Hands may not be beautiful, but if the nails show proper care, they bespeak a refined sense of Beauty.
Nails should not be clipped. It is better to shape them with a file. Two or three minutes' shaping each day will keep them the desired length.
In filing, the nails should be shaped so that they correspond to the shape of the fingers. Very pointed nails are like all affected things—displeasing.
To clean underneath the nail, an orange-stick wrapped with a little cotton should be used. This may be dipped in a bleach, such as diluted peroxid, and used not only under the tip of the nail, but its entire length. This will remove discolorations. A sharp instrument will scrape the nail, making it rough and ready to hold dirt.
The flat end of the orange-wood stick should be used to push back the cuticle at the base of the nail. This will prevent the half-moon from being eclipsed. The fingers should be wet during the process, and care should be used to prevent breaking the tender skin. If there are rough edges, they can be trimmed away with the sharply pointed curved scissors.
Nail-powder can be rubbed on the nail with a buffer. Some manicurists use a preparation of pumice, but this is very hard on the cuticle. The polish is finer. Briskly buffing the nails will make them tingle with circulating blood which will give them a pink cast, showing the presence of the de-sired vitality which causes the nail to grow.

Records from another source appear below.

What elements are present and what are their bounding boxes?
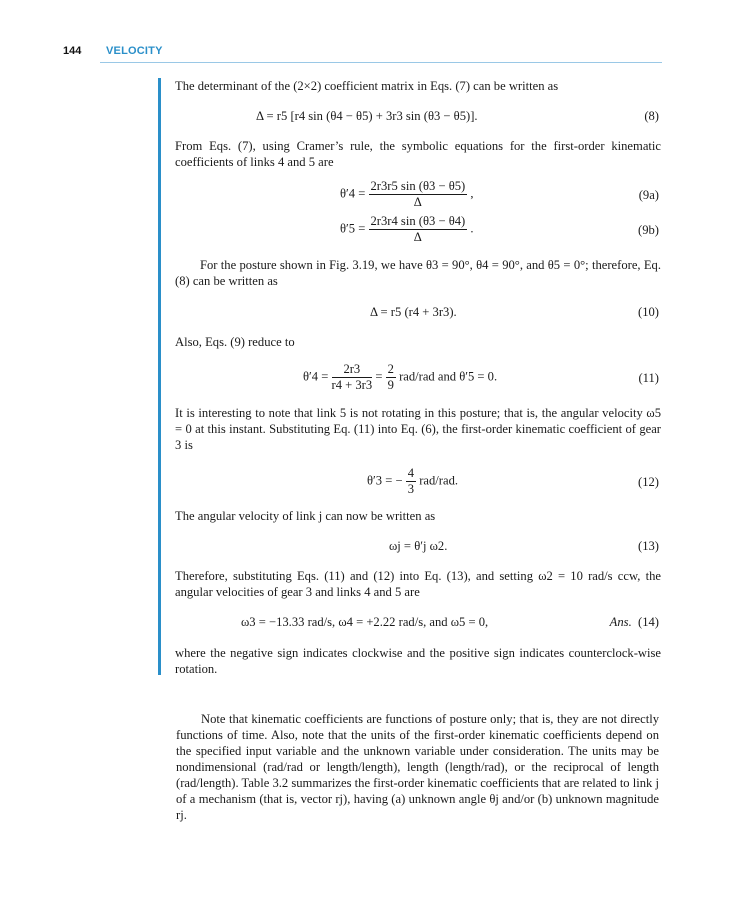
equation-13-number: (13) (638, 539, 659, 553)
equation-9a (340, 179, 474, 210)
equation-14: ω3 = −13.33 rad/s, ω4 = +2.22 rad/s, and ω5 = 0, (241, 615, 489, 629)
equation-9b (340, 214, 474, 245)
equation-8-number: (8) (644, 109, 659, 123)
equation-9a-number: (9a) (638, 188, 659, 202)
equation-9b-tail: . (470, 221, 474, 236)
running-header: VELOCITY (106, 45, 163, 57)
equation-11-denominator-2: 9 (387, 378, 394, 392)
paragraph-substituting: Therefore, substituting Eqs. (11) and (12) into Eq. (13), and setting ω2 = 10 rad/s ccw, the angular velocities of gear 3 and links 4 and 5 are (175, 569, 661, 599)
equation-11-equals: = (375, 369, 383, 384)
equation-9b-denominator: Δ (413, 230, 422, 244)
equation-11-numerator-2: 2 (387, 362, 394, 376)
answer-label: Ans. (609, 615, 632, 629)
paragraph-kinematic-coefficients: Note that kinematic coefficients are functions of posture only; that is, they are not directly functions of time. Also, note that the units of the first-order kinematic coefficients depend on the specified input variable and the unknown variable under consideration. The units may be nondimensional (rad/rad or length/length), length (length/rad), or the reciprocal of length (rad/length). Table 3.2 summarizes the first-order kinematic coefficients that are related to link j of a mechanism (that is, vector rj), having (a) unknown angle θj and/or (b) unknown magnitude rj. (176, 712, 659, 822)
paragraph-posture: For the posture shown in Fig. 3.19, we have θ3 = 90°, θ4 = 90°, and θ5 = 0°; therefore, Eq. (8) can be written as (175, 258, 661, 288)
equation-12 (367, 466, 458, 497)
equation-9a-denominator: Δ (413, 195, 422, 209)
equation-9a-tail: , (470, 186, 474, 201)
equation-12-fraction (406, 466, 416, 497)
equation-11-number: (11) (638, 371, 659, 385)
paragraph-reduce: Also, Eqs. (9) reduce to (175, 335, 295, 349)
equation-8: Δ = r5 [r4 sin (θ4 − θ5) + 3r3 sin (θ3 − θ5)]. (256, 109, 478, 123)
equation-10-number: (10) (638, 305, 659, 319)
equation-9b-fraction (369, 214, 468, 245)
equation-14-number: (14) (638, 615, 659, 629)
header-rule (100, 62, 662, 63)
equation-13: ωj = θ′j ω2. (389, 539, 448, 553)
equation-9a-fraction (369, 179, 468, 210)
page-number: 144 (63, 45, 82, 57)
equation-9a-numerator: 2r3r5 sin (θ3 − θ5) (370, 179, 466, 193)
example-sidebar-bar (158, 78, 161, 675)
equation-12-numerator: 4 (407, 466, 415, 480)
equation-11-numerator-1: 2r3 (332, 362, 373, 378)
paragraph-cramer: From Eqs. (7), using Cramer’s rule, the symbolic equations for the first-order kinematic coefficients of links 4 and 5 are (175, 139, 661, 169)
equation-11-tail: rad/rad and θ′5 = 0. (399, 369, 498, 384)
paragraph-sign: where the negative sign indicates clockwise and the positive sign indicates counterclock-wise rotation. (175, 646, 661, 676)
equation-10: Δ = r5 (r4 + 3r3). (370, 305, 457, 319)
equation-12-tail: rad/rad. (419, 473, 459, 488)
equation-11-fraction-2 (386, 362, 396, 393)
equation-9a-lhs: θ′4 = (340, 186, 366, 201)
equation-11-lhs: θ′4 = (303, 369, 329, 384)
equation-9b-number: (9b) (638, 223, 659, 237)
equation-9b-numerator: 2r3r4 sin (θ3 − θ4) (370, 214, 466, 228)
equation-12-lhs: θ′3 = − (367, 473, 403, 488)
paragraph-determinant: The determinant of the (2×2) coefficient matrix in Eqs. (7) can be written as (175, 79, 559, 93)
paragraph-link5: It is interesting to note that link 5 is not rotating in this posture; that is, the angular velocity ω5 = 0 at this instant. Substituting Eq. (11) into Eq. (6), the first-order kinematic coefficient of gear 3 is (175, 406, 661, 452)
equation-11-fraction-1 (332, 362, 373, 393)
equation-14-label (610, 615, 659, 630)
equation-11-denominator-1: r4 + 3r3 (331, 378, 373, 392)
paragraph-angular-velocity: The angular velocity of link j can now be written as (175, 509, 436, 523)
equation-12-number: (12) (638, 475, 659, 489)
equation-9b-lhs: θ′5 = (340, 221, 366, 236)
equation-12-denominator: 3 (407, 482, 415, 496)
equation-11 (303, 362, 497, 393)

Extremely shiny nails are in poor taste. A dull polish is the correct finish under all circumstances.
Keep on your dressing-table a small covered jar in which you have placed a piece of absorbent cot-ton saturated with olive-oil. Just before you get into bed, after your nails have been thoroughly cleansed, dip the fingers up and down in the cotton. The oil will prevent the brittleness which causes broken, unsightly nails.
A beautiful young lady, with grace of figure, held out her hand to me, and I saw how the stubby finger-ends spoiled -the most expressive of all her attractions. She had the terrible habit of biting her nails. She should have been broken of the habit in infancy or as soon as the biting began. Bitter-aloes put on the ends of the fingers will sometimes aid in the cure. But certainly a grown woman should have sufficient mental control to make it possible for her to refrain from such a desecration of her beauty.